Why is it a potential outcome problem? A person may or may not take a pill (exposure) in relations with the assignment $Z$:
compliance type | $X^{(z=0)}$ | $X^{(z=1)}$ |
---|---|---|
Never Taker (NT) | 0 | 0 |
Complier (CO) | 0 | 1 |
Defier (DE) | 1 | 0 |
Always Taker (AT) | 1 | 1 |
What are the potential responses regarding the exposure and response variables?
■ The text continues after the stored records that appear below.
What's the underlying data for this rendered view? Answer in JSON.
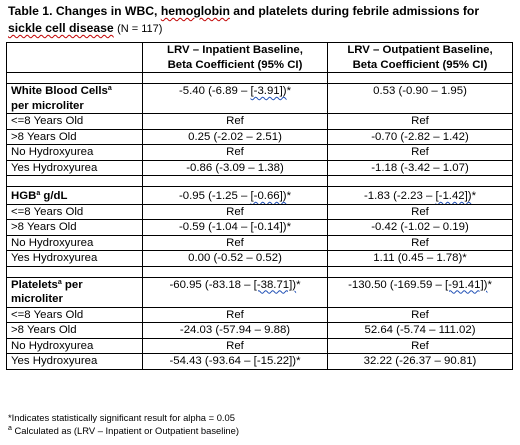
{
  "title": {
    "line1": "Table 1. Changes in WBC, ",
    "line1_word": "hemoglobin",
    "line1_rest": " and platelets during febrile admissions for",
    "line2": "sickle cell disease",
    "n": "(N = 117)"
  },
  "headers": {
    "col1": [
      "LRV – Inpatient Baseline,",
      "Beta Coefficient (95% CI)"
    ],
    "col2": [
      "LRV – Outpatient Baseline,",
      "Beta Coefficient (95% CI)"
    ]
  },
  "sections": [
    {
      "label_lines": [
        "White Blood Cells",
        "per microliter"
      ],
      "sup": "a",
      "v1": "-5.40 (-6.89 – ",
      "v1_mark": "[-3.91])",
      "v1_star": "*",
      "v2": "0.53 (-0.90 – 1.95)",
      "v2_mark": "",
      "v2_star": "",
      "rows": [
        {
          "label": "<=8 Years Old",
          "v1": "Ref",
          "v2": "Ref"
        },
        {
          "label": ">8 Years Old",
          "v1": "0.25 (-2.02 – 2.51)",
          "v2": "-0.70 (-2.82 – 1.42)"
        },
        {
          "label": "No Hydroxyurea",
          "v1": "Ref",
          "v2": "Ref"
        },
        {
          "label": "Yes Hydroxyurea",
          "v1": "-0.86 (-3.09 – 1.38)",
          "v2": "-1.18 (-3.42 – 1.07)"
        }
      ]
    },
    {
      "label_lines": [
        "HGB",
        " g/dL"
      ],
      "sup": "a",
      "v1": "-0.95 (-1.25 – ",
      "v1_mark": "[-0.66])",
      "v1_star": "*",
      "v2": "-1.83 (-2.23 – ",
      "v2_mark": "[-1.42])",
      "v2_star": "*",
      "rows": [
        {
          "label": "<=8 Years Old",
          "v1": "Ref",
          "v2": "Ref"
        },
        {
          "label": ">8 Years Old",
          "v1": "-0.59 (-1.04 – [-0.14])*",
          "v2": "-0.42 (-1.02 – 0.19)"
        },
        {
          "label": "No Hydroxyurea",
          "v1": "Ref",
          "v2": "Ref"
        },
        {
          "label": "Yes Hydroxyurea",
          "v1": "0.00 (-0.52 – 0.52)",
          "v2": "1.11 (0.45 – 1.78)*"
        }
      ]
    },
    {
      "label_lines": [
        "Platelets",
        " per",
        "microliter"
      ],
      "sup": "a",
      "v1": "-60.95 (-83.18 – ",
      "v1_mark": "[-38.71])",
      "v1_star": "*",
      "v2": "-130.50 (-169.59 – ",
      "v2_mark": "[-91.41])",
      "v2_star": "*",
      "rows": [
        {
          "label": "<=8 Years Old",
          "v1": "Ref",
          "v2": "Ref"
        },
        {
          "label": ">8 Years Old",
          "v1": "-24.03 (-57.94 – 9.88)",
          "v2": "52.64 (-5.74 – 111.02)"
        },
        {
          "label": "No Hydroxyurea",
          "v1": "Ref",
          "v2": "Ref"
        },
        {
          "label": "Yes Hydroxyurea",
          "v1": "-54.43 (-93.64 – [-15.22])*",
          "v2": "32.22 (-26.37 – 90.81)"
        }
      ]
    }
  ],
  "notes": {
    "line1": "*Indicates statistically significant result for alpha = 0.05",
    "line2_sup": "a",
    "line2": " Calculated as (LRV – Inpatient or Outpatient baseline)"
  }
}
response type | $Y^{(x=0)}$ | $Y^{(x=1)}$ |
---|---|---|
Never Recover (NR) | 0 | 0 |
Helped (HE) | 0 | 1 |
Hurt (HU) | 1 | 0 |
Always Recover (AR) | 1 | 1 |
Pearl (2000) considering a subset of data
If we only consider "possible" (or partially factual) cases, $Z=0$ implies $X=0$, which leaves us only NT and CO. We can assume $Z \to X \to Y$ but no direct path $Z \to Y$ that skips over $X$.
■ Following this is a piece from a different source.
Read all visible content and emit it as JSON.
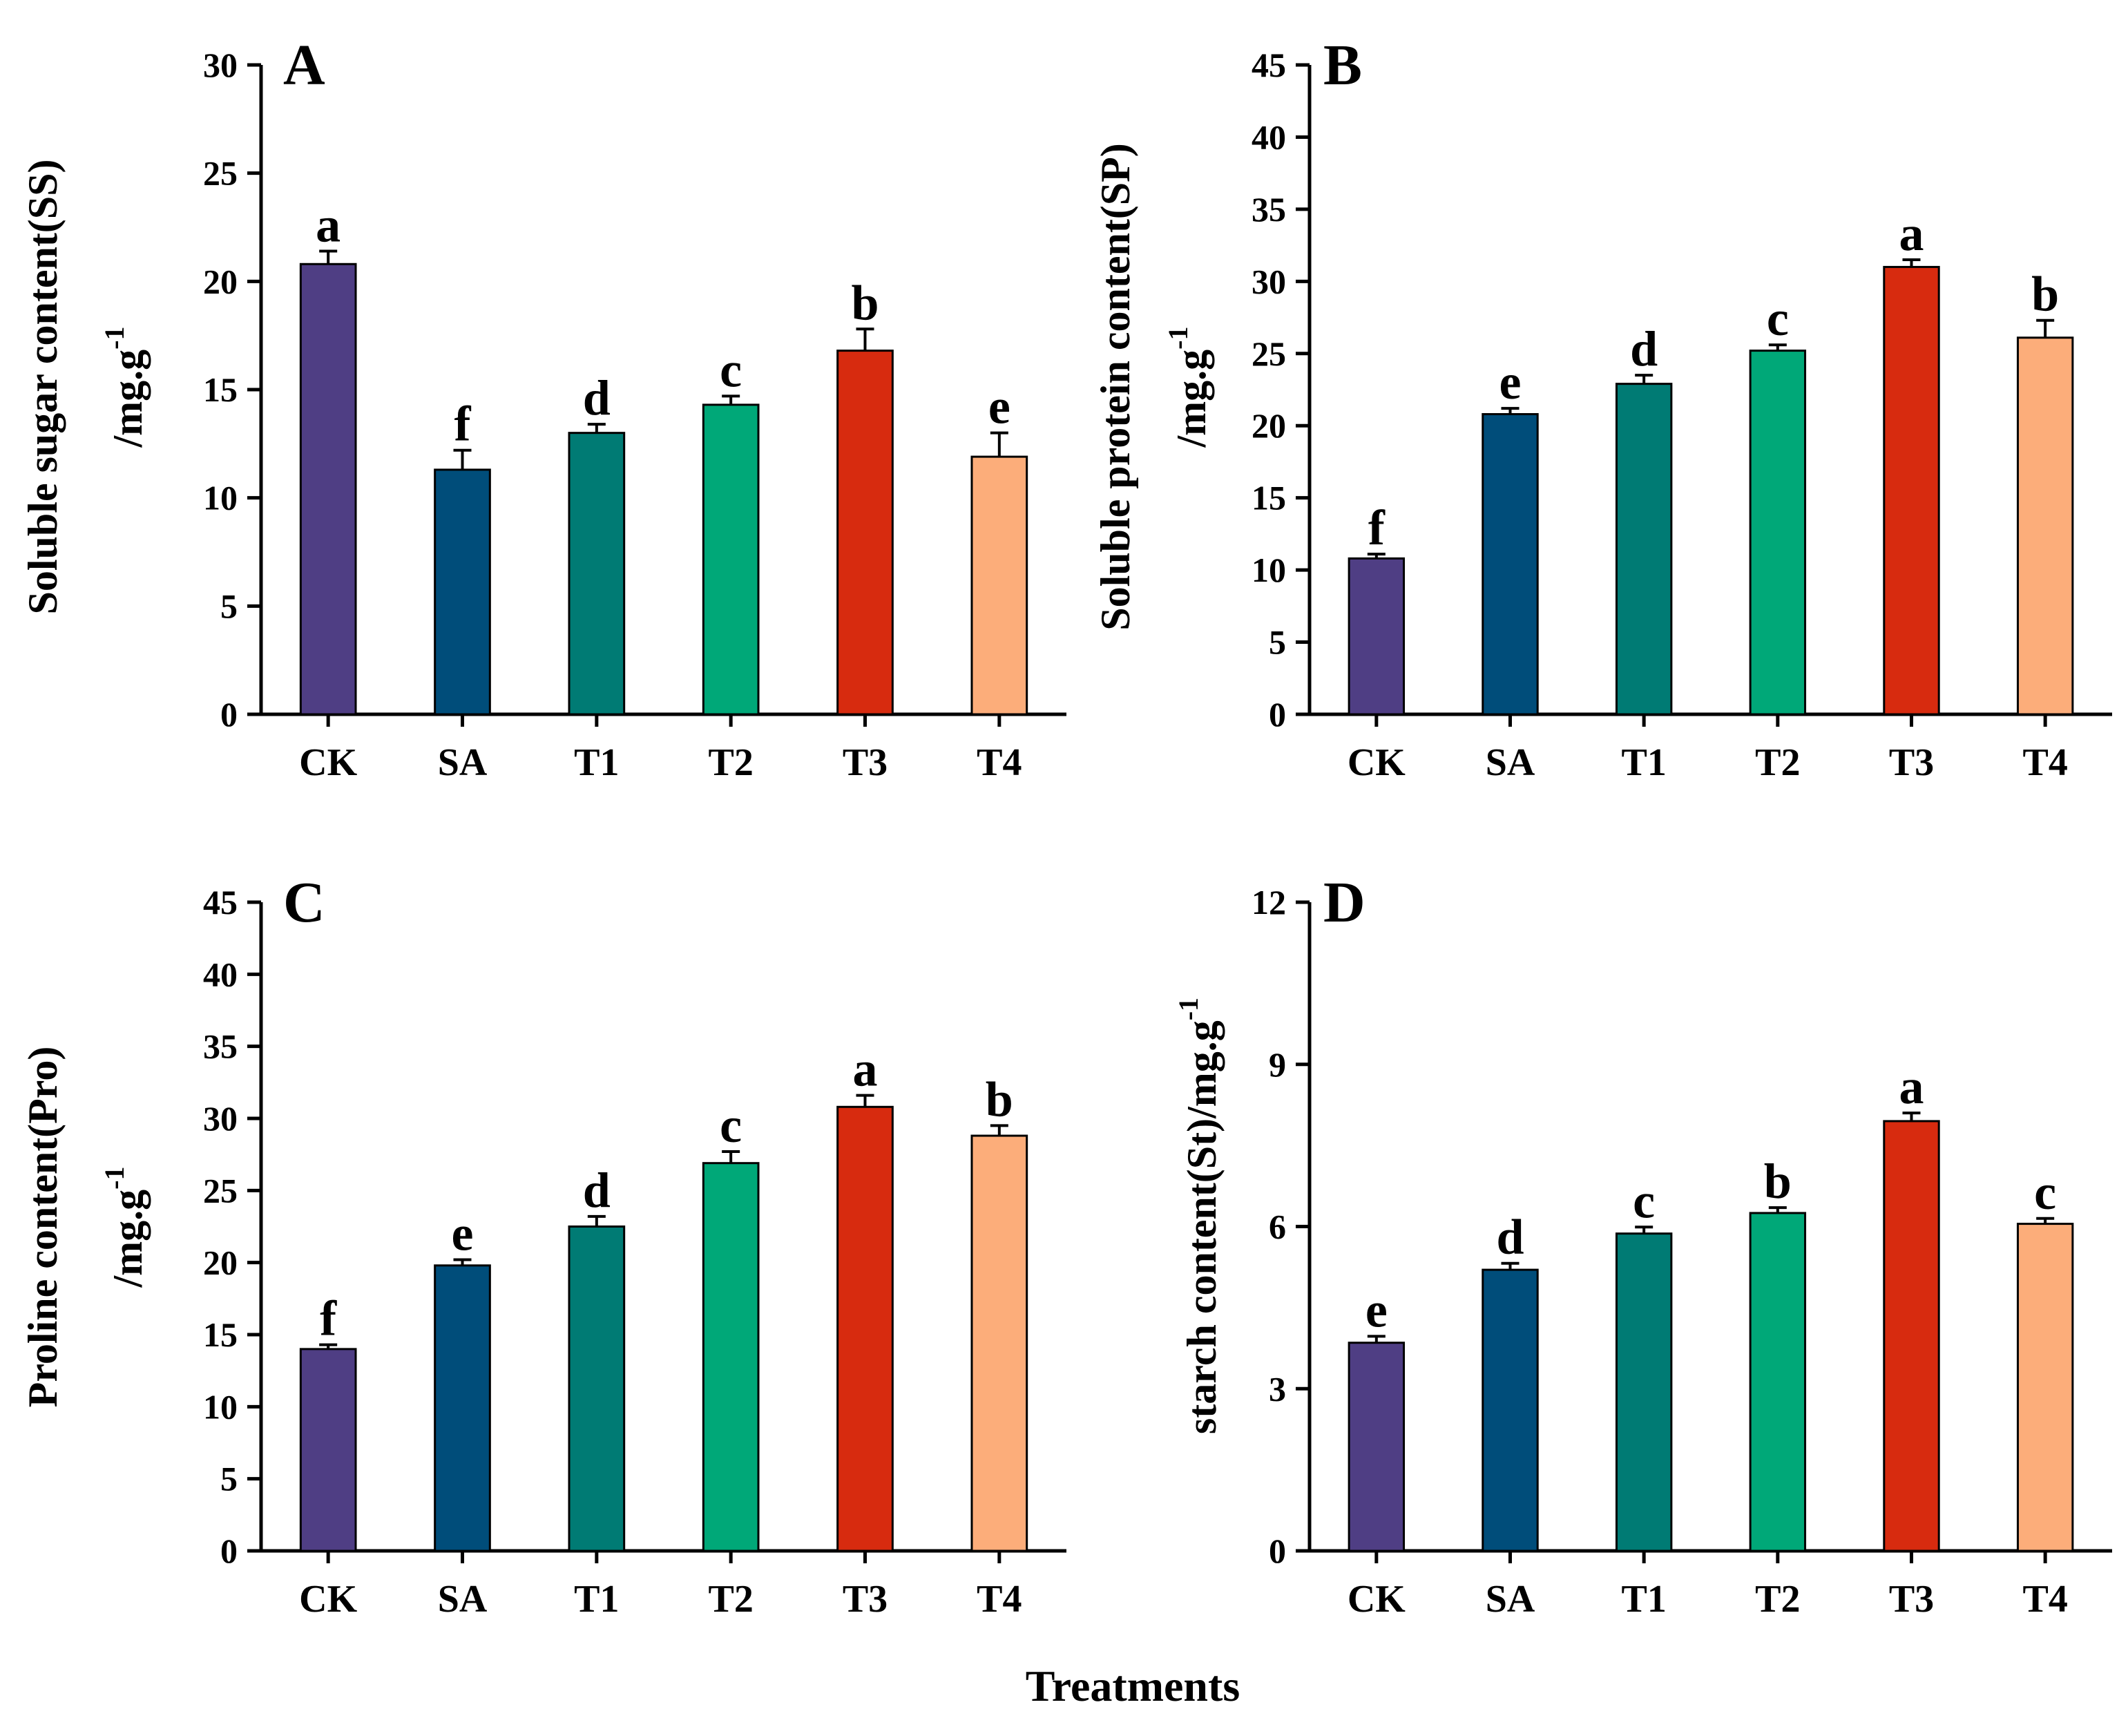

$$\textsf{ACE}(X \to Y) \equiv \mathbb{E}\left[Y^{(x=1,z)} - Y^{(x=0,z)}\right]$$
Pearl proposes analyzing the model by placing a prior distribution over $p(tX , tY)$ and then using Gibbs sampling to sample from the resulting posterior distribution for ACE($X \to Y$).
Sensitivity to the choice of prior distribution over compliance and response types:
If the model were identified, we would expect such a change in the prior to have little effect (the smallest observed count is 12). However, as the plot shows, this perturbation makes a considerable difference to the posterior.
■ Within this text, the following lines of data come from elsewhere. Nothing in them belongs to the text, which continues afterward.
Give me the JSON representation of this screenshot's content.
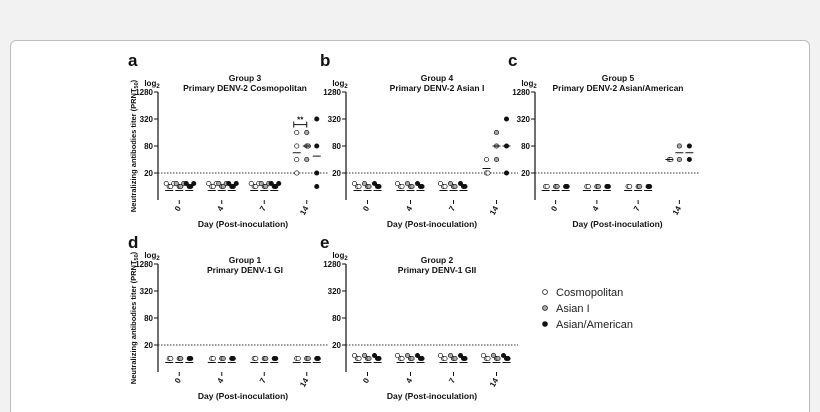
{
  "colors": {
    "background": "#f2f2f2",
    "panel": "#ffffff",
    "axis": "#111111"
  },
  "ylabel_shared": "Neutralizing antibodies titer (PRNT50)",
  "ylog_label": "log2",
  "legend": [
    {
      "label": "Cosmopolitan",
      "marker": "open-circle"
    },
    {
      "label": "Asian I",
      "marker": "gray-circle"
    },
    {
      "label": "Asian/American",
      "marker": "black-circle"
    }
  ],
  "chart_data": [
    {
      "panel": "a",
      "type": "scatter",
      "title": [
        "Group 3",
        "Primary DENV-2 Cosmopolitan"
      ],
      "xlabel": "Day (Post-inoculation)",
      "categories": [
        "0",
        "4",
        "7",
        "14"
      ],
      "y_ticks": [
        "20",
        "80",
        "320",
        "1280"
      ],
      "y_scale": "log2",
      "ylim": [
        5,
        1280
      ],
      "threshold": 20,
      "annotation": "**",
      "series": [
        {
          "name": "Cosmopolitan",
          "values": [
            [
              10,
              10,
              10,
              10
            ],
            [
              10,
              10,
              10,
              10
            ],
            [
              10,
              10,
              10,
              10
            ],
            [
              20,
              40,
              80,
              160
            ]
          ]
        },
        {
          "name": "Asian I",
          "values": [
            [
              10,
              10,
              10,
              10
            ],
            [
              10,
              10,
              10,
              10
            ],
            [
              10,
              10,
              10,
              10
            ],
            [
              40,
              80,
              80,
              160
            ]
          ]
        },
        {
          "name": "Asian/American",
          "values": [
            [
              10,
              10,
              10,
              10
            ],
            [
              10,
              10,
              10,
              10
            ],
            [
              10,
              10,
              10,
              10
            ],
            [
              10,
              20,
              80,
              320
            ]
          ]
        }
      ]
    },
    {
      "panel": "b",
      "type": "scatter",
      "title": [
        "Group 4",
        "Primary DENV-2 Asian I"
      ],
      "xlabel": "Day (Post-inoculation)",
      "categories": [
        "0",
        "4",
        "7",
        "14"
      ],
      "y_ticks": [
        "20",
        "80",
        "320",
        "1280"
      ],
      "y_scale": "log2",
      "ylim": [
        5,
        1280
      ],
      "threshold": 20,
      "series": [
        {
          "name": "Cosmopolitan",
          "values": [
            [
              10,
              10,
              10
            ],
            [
              10,
              10,
              10
            ],
            [
              10,
              10,
              10
            ],
            [
              20,
              20,
              40
            ]
          ]
        },
        {
          "name": "Asian I",
          "values": [
            [
              10,
              10,
              10
            ],
            [
              10,
              10,
              10
            ],
            [
              10,
              10,
              10
            ],
            [
              40,
              80,
              160
            ]
          ]
        },
        {
          "name": "Asian/American",
          "values": [
            [
              10,
              10,
              10
            ],
            [
              10,
              10,
              10
            ],
            [
              10,
              10,
              10
            ],
            [
              20,
              80,
              320
            ]
          ]
        }
      ]
    },
    {
      "panel": "c",
      "type": "scatter",
      "title": [
        "Group 5",
        "Primary DENV-2  Asian/American"
      ],
      "xlabel": "Day (Post-inoculation)",
      "categories": [
        "0",
        "4",
        "7",
        "14"
      ],
      "y_ticks": [
        "20",
        "80",
        "320",
        "1280"
      ],
      "y_scale": "log2",
      "ylim": [
        5,
        1280
      ],
      "threshold": 20,
      "series": [
        {
          "name": "Cosmopolitan",
          "values": [
            [
              10,
              10
            ],
            [
              10,
              10
            ],
            [
              10,
              10
            ],
            [
              40,
              40
            ]
          ]
        },
        {
          "name": "Asian I",
          "values": [
            [
              10,
              10
            ],
            [
              10,
              10
            ],
            [
              10,
              10
            ],
            [
              40,
              80
            ]
          ]
        },
        {
          "name": "Asian/American",
          "values": [
            [
              10,
              10
            ],
            [
              10,
              10
            ],
            [
              10,
              10
            ],
            [
              40,
              80
            ]
          ]
        }
      ]
    },
    {
      "panel": "d",
      "type": "scatter",
      "title": [
        "Group 1",
        "Primary DENV-1 GI"
      ],
      "xlabel": "Day (Post-inoculation)",
      "categories": [
        "0",
        "4",
        "7",
        "14"
      ],
      "y_ticks": [
        "20",
        "80",
        "320",
        "1280"
      ],
      "y_scale": "log2",
      "ylim": [
        5,
        1280
      ],
      "threshold": 20,
      "series": [
        {
          "name": "Cosmopolitan",
          "values": [
            [
              10,
              10
            ],
            [
              10,
              10
            ],
            [
              10,
              10
            ],
            [
              10,
              10
            ]
          ]
        },
        {
          "name": "Asian I",
          "values": [
            [
              10,
              10
            ],
            [
              10,
              10
            ],
            [
              10,
              10
            ],
            [
              10,
              10
            ]
          ]
        },
        {
          "name": "Asian/American",
          "values": [
            [
              10,
              10
            ],
            [
              10,
              10
            ],
            [
              10,
              10
            ],
            [
              10,
              10
            ]
          ]
        }
      ]
    },
    {
      "panel": "e",
      "type": "scatter",
      "title": [
        "Group 2",
        "Primary DENV-1 GII"
      ],
      "xlabel": "Day (Post-inoculation)",
      "categories": [
        "0",
        "4",
        "7",
        "14"
      ],
      "y_ticks": [
        "20",
        "80",
        "320",
        "1280"
      ],
      "y_scale": "log2",
      "ylim": [
        5,
        1280
      ],
      "threshold": 20,
      "series": [
        {
          "name": "Cosmopolitan",
          "values": [
            [
              10,
              10,
              10
            ],
            [
              10,
              10,
              10
            ],
            [
              10,
              10,
              10
            ],
            [
              10,
              10,
              10
            ]
          ]
        },
        {
          "name": "Asian I",
          "values": [
            [
              10,
              10,
              10
            ],
            [
              10,
              10,
              10
            ],
            [
              10,
              10,
              10
            ],
            [
              10,
              10,
              10
            ]
          ]
        },
        {
          "name": "Asian/American",
          "values": [
            [
              10,
              10,
              10
            ],
            [
              10,
              10,
              10
            ],
            [
              10,
              10,
              10
            ],
            [
              10,
              10,
              10
            ]
          ]
        }
      ]
    }
  ]
}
$$\textsf{ACE}(X \to Y) = \pi_{\textsf{CO}}\left(\gamma_{\textsf{CO}}^{(1,\cdot)} - \gamma_{\textsf{CO}}^{(0,\cdot)}\right) + \pi_{\textsf{NT}}\left(\gamma_{\textsf{NT}}^{(1,\cdot)} - \gamma_{\textsf{NT}}^{(0,\cdot)}\right)$$
Why is it not fully identified? The following factor graph (or PGM-like) well summarizes.
We need to calculate two types of differences:
- $\gamma_{\textsf{CO}}^{(1,\cdot)}$ vs. $\gamma_{\textsf{CO}}^{(1,\cdot)}$
- $\gamma_{\textsf{NT}}^{(1,\cdot)}$ vs. $\gamma_{\textsf{NT}}^{(1,\cdot)}$
Here, $\gamma_{\textsf{NT}}^{(1,\cdot)}$ has to rely on Bayesian sampling over some prior distribution. Okay, we could average out unidentified random variables, but if they were not attached to any part of the data, we would resort to the shape of the prior distribution.
From a saturated model to the model considered by Hirano et al. (2000)
We need to consider more data to be able to identify all the parameters:
Or at least, we should make each parameter attached to measurable sufficient statistics with a bit more assumptions:
-
Monotonicity of $X$ of $Z$: There are no defiers, meaning $X^{(0)} \le X^{(1)}$.
-
Stochastic exclusion of NT: $\gamma_{NT}^{(0,1)} = \gamma_{NT}^{(0,0)}$
-
Stochastic exclusion of AT: $\gamma_{AT}^{(1,1)} = \gamma_{AT}^{(1,0)}$
Intent-to-treat effect (Hirano et al. 2000):
$$\textsf{ITT}(\textsf{compliance type}) = \mathbb{E}\left[ Y^{(X(1),1)} - Y^{(X(0),0)} | \textsf{compliance type}\right].$$
We can parameterize this by:
-
$\textsf{ITT}(\textsf{CO}) = \gamma_{CO}^{(x=1,z=1)} - \gamma_{CO}^{(x=0,z=0)}$
-
$\textsf{ITT}(\textsf{NT}) = \gamma_{NT}^{(x=0,z=1)} - \gamma_{NT}^{(x=0,z=0)} = 0$ (by the above exclusion assumption 2)
-
$\textsf{ITT}(\textsf{AT}) = \gamma_{AT}^{(x=1,z=1)} - \gamma_{AT}^{(x=1,z=0)} = 0$ (by the above exclusion assumption 3)
My takeaway
-
I didn't go over all the inequalities laid out by the authors, so there is more clarity to be found.
-
Working out some sort of factor graph representation will be useful to see which parameters are identifiable.
-
I wonder if we can design an algorithm that detects partially or fully identified model parameters.
-
A Bayesian inference engine geared toward "integrate out" will not always yield identifiable results.